I realized that in surrender to this moment as-is, the need to search relaxes. How odd! What I sought was veiled by the search itself! And what kept the search going? Uninvestigated narratives of lack, including the desire for enlightenment. Openness to life as-is has (mostly) supplanted the struggle to “be somebody.”
I began to see that nothing and no one has a solid, independent, permanent nature. Rather we live within an infinite web of interdependence too vast to be conceived of by the mind. I rejoice in this. Life is full of grace and gratefulness, whether there’s stillness or whirlwinds appearing in the mind.
Life is simple. I care for Lucky (the wee mini-dox I live with), wash dishes, cook, pay bills, see clients, hang out with friends, watch movies, hike. I tend to whatever calls for attention. Contemplation, reading and writing poetry, and visual art-making are mainstays. These creative musing evoke curiosity and wonder, as does encouraging others to honor their own spontaneous, creative expressions.

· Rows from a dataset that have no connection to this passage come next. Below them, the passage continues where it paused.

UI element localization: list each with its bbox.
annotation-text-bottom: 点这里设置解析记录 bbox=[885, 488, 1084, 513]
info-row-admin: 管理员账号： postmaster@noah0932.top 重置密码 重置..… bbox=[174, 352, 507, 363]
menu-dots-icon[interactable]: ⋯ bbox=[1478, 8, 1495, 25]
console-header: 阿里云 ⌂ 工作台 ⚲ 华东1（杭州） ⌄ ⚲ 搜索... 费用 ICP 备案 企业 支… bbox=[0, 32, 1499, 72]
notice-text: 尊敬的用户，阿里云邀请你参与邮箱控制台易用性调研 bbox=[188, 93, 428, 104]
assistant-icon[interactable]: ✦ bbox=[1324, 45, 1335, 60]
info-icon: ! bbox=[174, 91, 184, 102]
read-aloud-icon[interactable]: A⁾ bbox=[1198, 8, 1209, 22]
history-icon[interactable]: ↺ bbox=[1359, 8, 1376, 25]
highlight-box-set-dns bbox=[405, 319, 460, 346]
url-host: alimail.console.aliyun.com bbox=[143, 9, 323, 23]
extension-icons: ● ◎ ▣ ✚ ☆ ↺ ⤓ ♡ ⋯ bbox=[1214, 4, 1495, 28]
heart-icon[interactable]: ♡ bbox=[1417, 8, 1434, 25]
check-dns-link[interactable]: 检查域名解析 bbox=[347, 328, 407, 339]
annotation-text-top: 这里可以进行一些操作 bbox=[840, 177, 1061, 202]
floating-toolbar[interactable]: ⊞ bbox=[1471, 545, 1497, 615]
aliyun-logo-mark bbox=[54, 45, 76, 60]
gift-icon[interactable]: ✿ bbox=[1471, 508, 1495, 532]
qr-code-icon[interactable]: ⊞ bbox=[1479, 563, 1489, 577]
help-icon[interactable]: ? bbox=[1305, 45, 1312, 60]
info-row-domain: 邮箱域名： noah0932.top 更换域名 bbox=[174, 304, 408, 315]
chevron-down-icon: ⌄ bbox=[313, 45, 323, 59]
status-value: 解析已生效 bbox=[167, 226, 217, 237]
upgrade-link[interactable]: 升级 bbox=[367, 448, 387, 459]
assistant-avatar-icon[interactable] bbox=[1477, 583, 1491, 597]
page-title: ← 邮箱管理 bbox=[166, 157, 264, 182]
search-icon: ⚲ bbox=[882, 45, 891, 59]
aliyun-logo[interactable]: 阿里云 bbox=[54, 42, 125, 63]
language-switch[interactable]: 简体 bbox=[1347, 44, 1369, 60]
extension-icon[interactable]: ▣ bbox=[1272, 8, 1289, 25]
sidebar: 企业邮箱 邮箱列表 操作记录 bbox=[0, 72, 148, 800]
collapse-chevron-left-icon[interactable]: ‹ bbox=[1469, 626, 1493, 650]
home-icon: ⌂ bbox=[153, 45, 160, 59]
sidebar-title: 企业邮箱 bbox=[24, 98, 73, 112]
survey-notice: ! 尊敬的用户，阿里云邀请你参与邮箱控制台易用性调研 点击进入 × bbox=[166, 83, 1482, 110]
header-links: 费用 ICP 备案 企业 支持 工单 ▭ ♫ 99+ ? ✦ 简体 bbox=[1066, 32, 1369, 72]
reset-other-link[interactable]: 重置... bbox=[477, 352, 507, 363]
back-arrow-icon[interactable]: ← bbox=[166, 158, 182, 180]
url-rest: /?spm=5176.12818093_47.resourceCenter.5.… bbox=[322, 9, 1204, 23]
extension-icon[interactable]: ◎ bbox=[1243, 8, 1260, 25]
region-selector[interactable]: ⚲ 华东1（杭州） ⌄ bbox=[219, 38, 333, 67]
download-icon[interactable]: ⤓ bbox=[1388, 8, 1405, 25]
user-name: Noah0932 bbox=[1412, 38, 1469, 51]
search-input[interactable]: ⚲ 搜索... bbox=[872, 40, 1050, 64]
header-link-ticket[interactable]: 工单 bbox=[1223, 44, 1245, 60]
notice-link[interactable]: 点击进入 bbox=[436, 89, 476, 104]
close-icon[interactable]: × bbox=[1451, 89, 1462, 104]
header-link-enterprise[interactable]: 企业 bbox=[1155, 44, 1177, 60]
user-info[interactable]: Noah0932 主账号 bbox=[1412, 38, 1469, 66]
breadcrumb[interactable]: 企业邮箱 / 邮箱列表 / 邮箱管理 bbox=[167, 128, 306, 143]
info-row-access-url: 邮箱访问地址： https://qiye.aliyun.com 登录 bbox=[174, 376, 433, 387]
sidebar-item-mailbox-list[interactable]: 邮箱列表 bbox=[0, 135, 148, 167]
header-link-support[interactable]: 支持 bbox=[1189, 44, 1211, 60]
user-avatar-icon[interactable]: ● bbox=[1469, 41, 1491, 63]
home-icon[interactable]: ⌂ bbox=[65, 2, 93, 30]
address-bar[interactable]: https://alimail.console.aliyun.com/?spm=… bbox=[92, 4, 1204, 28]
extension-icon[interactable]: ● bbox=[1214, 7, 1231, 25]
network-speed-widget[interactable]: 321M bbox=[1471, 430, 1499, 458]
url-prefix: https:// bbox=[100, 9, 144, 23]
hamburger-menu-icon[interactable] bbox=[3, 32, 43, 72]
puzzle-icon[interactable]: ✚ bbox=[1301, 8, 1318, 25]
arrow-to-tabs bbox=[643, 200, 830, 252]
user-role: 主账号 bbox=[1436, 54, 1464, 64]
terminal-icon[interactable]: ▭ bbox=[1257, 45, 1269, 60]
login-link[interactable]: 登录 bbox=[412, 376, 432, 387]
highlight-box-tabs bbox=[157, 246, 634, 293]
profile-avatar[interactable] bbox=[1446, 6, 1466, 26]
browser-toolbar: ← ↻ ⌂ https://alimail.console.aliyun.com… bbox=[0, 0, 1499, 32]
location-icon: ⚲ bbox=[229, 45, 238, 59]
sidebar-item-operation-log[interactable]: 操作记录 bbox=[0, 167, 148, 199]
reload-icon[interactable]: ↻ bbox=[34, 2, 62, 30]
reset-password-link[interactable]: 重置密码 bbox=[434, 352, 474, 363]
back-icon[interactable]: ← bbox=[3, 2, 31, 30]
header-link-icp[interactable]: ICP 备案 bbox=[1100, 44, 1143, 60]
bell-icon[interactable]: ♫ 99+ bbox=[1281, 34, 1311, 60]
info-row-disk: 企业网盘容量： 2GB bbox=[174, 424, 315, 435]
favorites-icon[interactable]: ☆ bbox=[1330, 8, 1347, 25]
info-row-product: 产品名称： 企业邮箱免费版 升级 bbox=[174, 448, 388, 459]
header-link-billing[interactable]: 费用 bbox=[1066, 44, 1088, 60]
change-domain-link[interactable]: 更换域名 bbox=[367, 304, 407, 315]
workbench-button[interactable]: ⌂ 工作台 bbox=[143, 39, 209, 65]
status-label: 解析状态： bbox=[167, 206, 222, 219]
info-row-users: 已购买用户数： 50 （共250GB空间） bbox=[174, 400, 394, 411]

I’m fortunate to live with the Luckster, my guru. And a very funny one at that. He’s a paragon of wisdom. Roshi Lucky says: relax! What he says, that’s what I do. Good medicine!
For over 35 years, I’ve trained with generous, gifted and skilled practitioners in varied modalities: couples, individual and family therapies, expressive arts, therapeutic uses of poetry, spiritual direction, trauma recovery, depth psychology, dreamwork, psychodrama, transformational coaching and non-dual teachings. I’ve worked in hospitals, homeless and domestic violence shelters, community mental health, integrative medicine and private practice.
I received a Master’s degree in Human Services from Lincoln State University, Lincoln, PA, and a Bachelor’s in Psychology from Kent State University, Kent, Ohio. I’m certified in Transformational Coaching through Michael Neill’s Supercoach Academy and as a psychodramatist by the America Society of Group Psychotherapy and Psychodrama.
My personal immersion within the modalities mentioned above has been the best training ground. There are far too many people to name here who pointed me in the direction of clarity and joyous compassion. I’m eternally grateful to them. And always, I return to poetry. Some of the most profound instruction arises from that fertile ground.